So, Mr. Banker, you're using transactions in your computer programs to protect the integrity of your data; that's good!

About transactions

Here's a quick introduction or review for those who aren't. Anytime you need to modify your database using more than one operation in sequence, you run the risk of a system or program failure occuring after you've begun but before you finish.

The canonical example, as Big Ben is well aware, is the task of moving a sum of money from one account to another. One first subtracts $X from account A, and then adds it to account B. A failure between the two steps leaves you with a sum of money missing, and nobody likes that. Thus, in SQL, one begins a transaction before the first step, and commits it after the last. The database software ensures that the net effect is either a succesful, complete movement of money, or no change at all.

And now back to savepoints

That's all wonderful, and a boon to programmers the world over. There must be a catch, right? Right. Committing a transaction is an expensive operation (in terms of time; Oracle won't send you a bill). Now let's say that before the Fed closes for the night, Ben has to put on his green visor and do a thousand such transfers. If he does them all in one transaction, he'll get home in time and the Missus won't yell at him; committing after each one will take longer and he'll be lucky if she leaves him leftovers from the dog's dinner.

Unfortunately, the ANSI committee that standardized SQL played a joke, and even Big Al couldn't talk them out of it. They said that any error that occurs inside of a transaction renders the transaction void, and the database will require a rollback. This means that if you've done 999 transfers, but then while you're trying to move $20,000 from Fred's Bank to the Bank of Ethel, the database barks at you because Fred hasn't got it, then all your work is undone and now even the kibble will be cold when you get home.
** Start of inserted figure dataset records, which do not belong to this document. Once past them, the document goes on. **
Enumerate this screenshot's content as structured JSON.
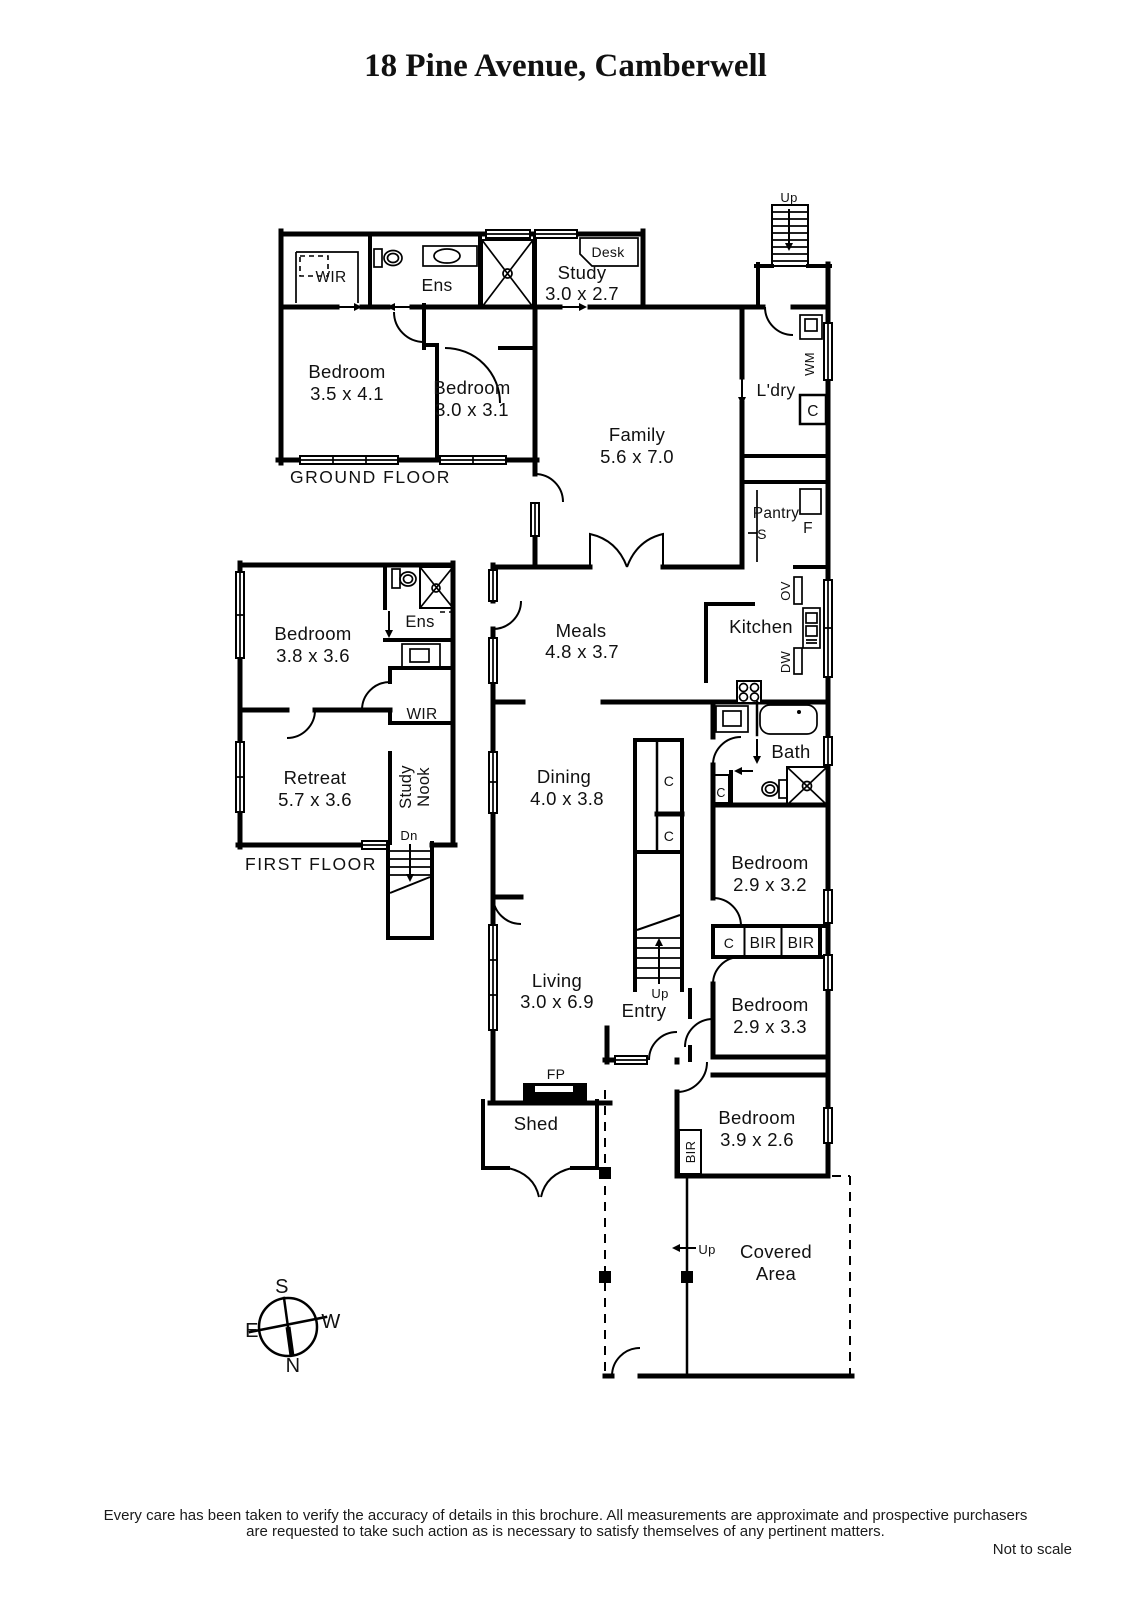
{
  "title": "18 Pine Avenue, Camberwell",
  "ground_floor": {
    "label": "GROUND FLOOR",
    "wir": "WIR",
    "ens": "Ens",
    "study": {
      "name": "Study",
      "dims": "3.0 x 2.7"
    },
    "desk": "Desk",
    "bedroom_a": {
      "name": "Bedroom",
      "dims": "3.5 x 4.1"
    },
    "bedroom_b": {
      "name": "Bedroom",
      "dims": "3.0 x 3.1"
    }
  },
  "first_floor": {
    "label": "FIRST FLOOR",
    "bedroom": {
      "name": "Bedroom",
      "dims": "3.8 x 3.6"
    },
    "ens": "Ens",
    "wir": "WIR",
    "retreat": {
      "name": "Retreat",
      "dims": "5.7 x 3.6"
    },
    "study_nook_line1": "Study",
    "study_nook_line2": "Nook",
    "stairs_down": "Dn"
  },
  "main_house": {
    "family": {
      "name": "Family",
      "dims": "5.6 x 7.0"
    },
    "laundry": "L'dry",
    "washing_machine": "WM",
    "laundry_cupboard": "C",
    "pantry": "Pantry",
    "pantry_sink": "S",
    "fridge": "F",
    "meals": {
      "name": "Meals",
      "dims": "4.8 x 3.7"
    },
    "kitchen": "Kitchen",
    "oven": "OV",
    "dishwasher": "DW",
    "bath": "Bath",
    "bath_cupboard": "C",
    "hall_cupboard_upper": "C",
    "hall_cupboard_lower": "C",
    "dining": {
      "name": "Dining",
      "dims": "4.0 x 3.8"
    },
    "bedroom_c": {
      "name": "Bedroom",
      "dims": "2.9 x 3.2"
    },
    "robe_cupboard": "C",
    "robe_bir_a": "BIR",
    "robe_bir_b": "BIR",
    "bedroom_d": {
      "name": "Bedroom",
      "dims": "2.9 x 3.3"
    },
    "living": {
      "name": "Living",
      "dims": "3.0 x 6.9"
    },
    "entry": "Entry",
    "fireplace": "FP",
    "shed": "Shed",
    "bedroom_e": {
      "name": "Bedroom",
      "dims": "3.9 x 2.6"
    },
    "bedroom_e_bir": "BIR",
    "covered_area_line1": "Covered",
    "covered_area_line2": "Area",
    "stairs_up_rear": "Up",
    "stairs_up_internal": "Up",
    "covered_up": "Up"
  },
  "compass": {
    "north": "N",
    "south": "S",
    "east": "E",
    "west": "W"
  },
  "footer": {
    "disclaimer_line1": "Every care has been taken to verify the accuracy of details in this brochure.  All measurements are approximate and prospective purchasers",
    "disclaimer_line2": "are requested to take such action as is necessary to satisfy themselves of any pertinent matters.",
    "not_to_scale": "Not to scale"
  },
  "colors": {
    "wall": "#000000",
    "background": "#ffffff"
  }
}
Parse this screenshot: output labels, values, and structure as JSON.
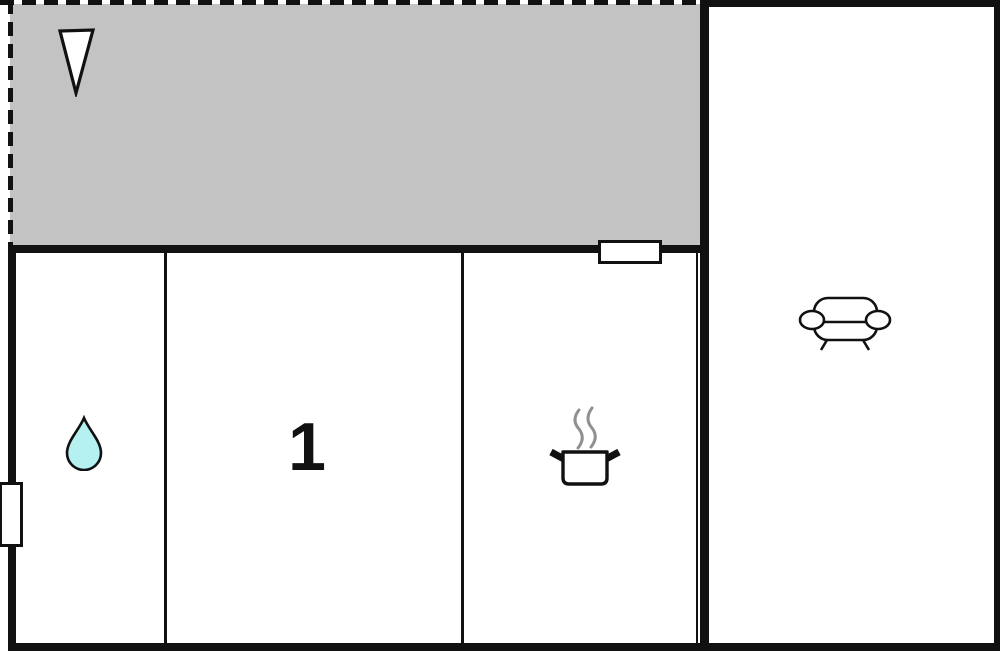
{
  "plan": {
    "type": "floor-plan",
    "colors": {
      "background": "#ffffff",
      "wall": "#111111",
      "terrace_fill": "#c3c3c3",
      "drop_fill": "#b5f1f1",
      "steam": "#909090"
    },
    "terrace": {
      "north_arrow_icon": "north-arrow"
    },
    "rooms": {
      "bathroom": {
        "icon": "water-drop"
      },
      "bedroom": {
        "label": "1"
      },
      "kitchen": {
        "icon": "cooking-pot"
      },
      "living_room": {
        "icon": "sofa"
      }
    },
    "openings": {
      "terrace_window": "window",
      "left_wall_window": "window"
    }
  }
}
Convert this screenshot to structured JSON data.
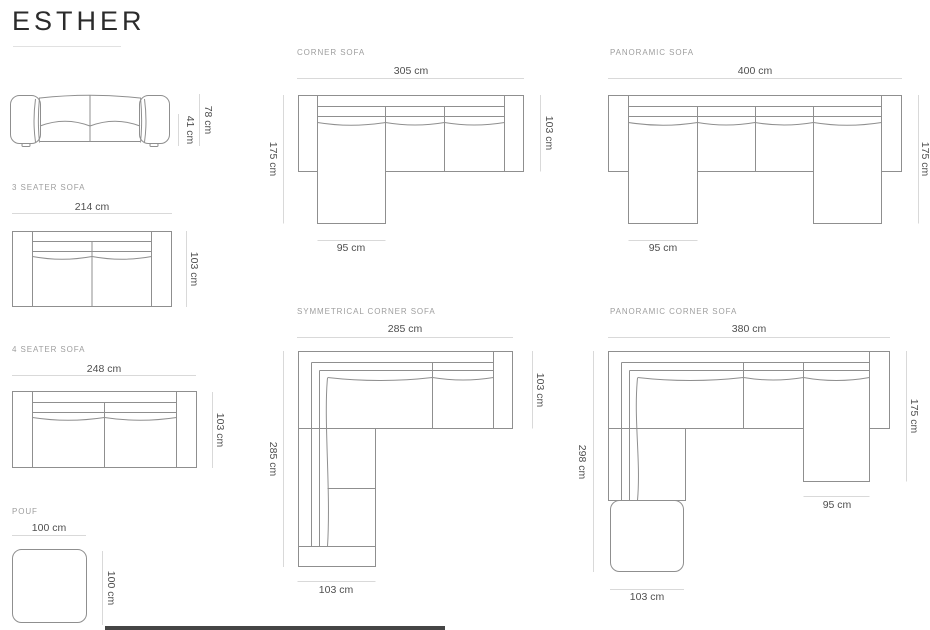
{
  "page": {
    "title": "ESTHER"
  },
  "sections": {
    "front_view": {
      "total_height": "78 cm",
      "seat_height": "41 cm"
    },
    "three_seater": {
      "label": "3 SEATER SOFA",
      "width": "214 cm",
      "depth": "103 cm"
    },
    "four_seater": {
      "label": "4 SEATER SOFA",
      "width": "248 cm",
      "depth": "103 cm"
    },
    "pouf": {
      "label": "POUF",
      "width": "100 cm",
      "depth": "100 cm"
    },
    "corner": {
      "label": "CORNER SOFA",
      "width": "305 cm",
      "side_depth": "175 cm",
      "back_depth": "103 cm",
      "chaise_width": "95 cm"
    },
    "panoramic": {
      "label": "PANORAMIC SOFA",
      "width": "400 cm",
      "side_depth": "175 cm",
      "chaise_width": "95 cm"
    },
    "symmetrical_corner": {
      "label": "SYMMETRICAL CORNER SOFA",
      "width": "285 cm",
      "back_depth": "103 cm",
      "left_length": "285 cm",
      "wing_width": "103 cm"
    },
    "panoramic_corner": {
      "label": "PANORAMIC CORNER SOFA",
      "width": "380 cm",
      "side_depth": "175 cm",
      "left_length": "298 cm",
      "chaise_width": "95 cm",
      "wing_width": "103 cm"
    }
  },
  "colors": {
    "furniture_line": "#8f8f8f",
    "dimension_line": "#d9d9d9",
    "dimension_text": "#4f4f4f",
    "section_label_text": "#9e9e9e",
    "title_text": "#2b2b2b"
  }
}
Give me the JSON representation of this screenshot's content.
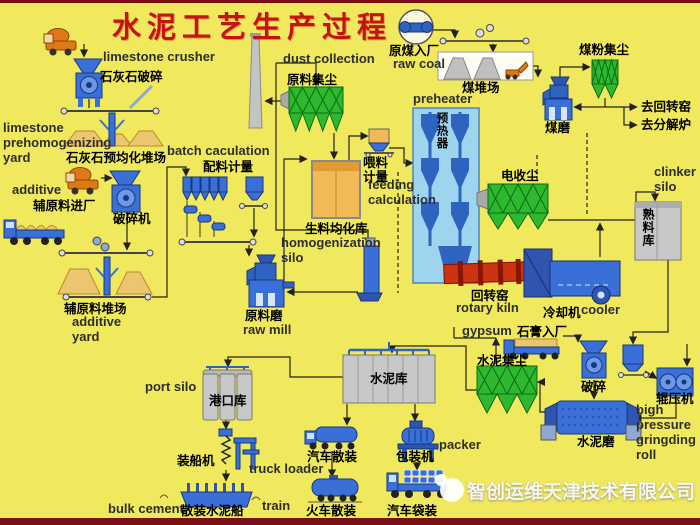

Are you destined never to get that hot pot roast with apple pie warm from the oven? Was it because you shortchanged an Assyrian rug merchant in a prior life? Well, it's not hopeless. SQL provided you a way to have your cake and eat it, too. (Cake with pot roast?)

Within a transaction, you are allowed to declare a SAVEPOINT. What this does is, it allows you later, after an error occurs, to say to the database, "Okay, I'll rollback. But only back to my savepoint!" This allows you to quickly rewrite your nightly task something like this:

Begin transaction
For each transfer to be done
    Savepoint MyBacon
    Subtract $X from A
    Add $X to B
    If there was any error
        Rollback to savepoint MyBacon
Commit transaction
Now, all your successful transfers will get committed, even if there are errors, and you only have to commit once so you can get home. Though you ought at least to make a note of Fred's overdraft for the morning crew to take care of, so you may miss the very beginning of the salad course.

That is the canonical way to use savepoints. At least, it's the only way I ever have. SQL allows more complicated setups, in that you can have more than one savepoint outstanding at a time (which is why you give it a name when you declare it), but I doubt I'll ever have a use for that.

One hint, if you're using savepoints with PostgreSQL. In a departure from the standard, PostgreSQL maintains stacks of like-named savepoints, rather than releasing[1] the current one when a new one is declared with the same name. Hence the above code would tend to accumulate many of them for no reason. Therefore I actually put a "Release savepoint MyBacon" statement at the end of the loop.

[1] There is a related SQL command called RELEASE, which causes a named savepoint to be destroyed. In the case of PostgreSQL, RELEASEing a savepoint removes the most recently declared one with the given name, restoring visibility to the next most recently declared (and unreleased) savepoint with the same name. Why they did it that way, and why you'd want to take advantage of it, is beyond me.

Well, the reason they did it that way is so that if a stored procedure called during your transaction unknowingly (to you) used the same name for its savepoint as you did for yours, it wouldn't mess with yours. Assuming it was released before the procedure returned, of course.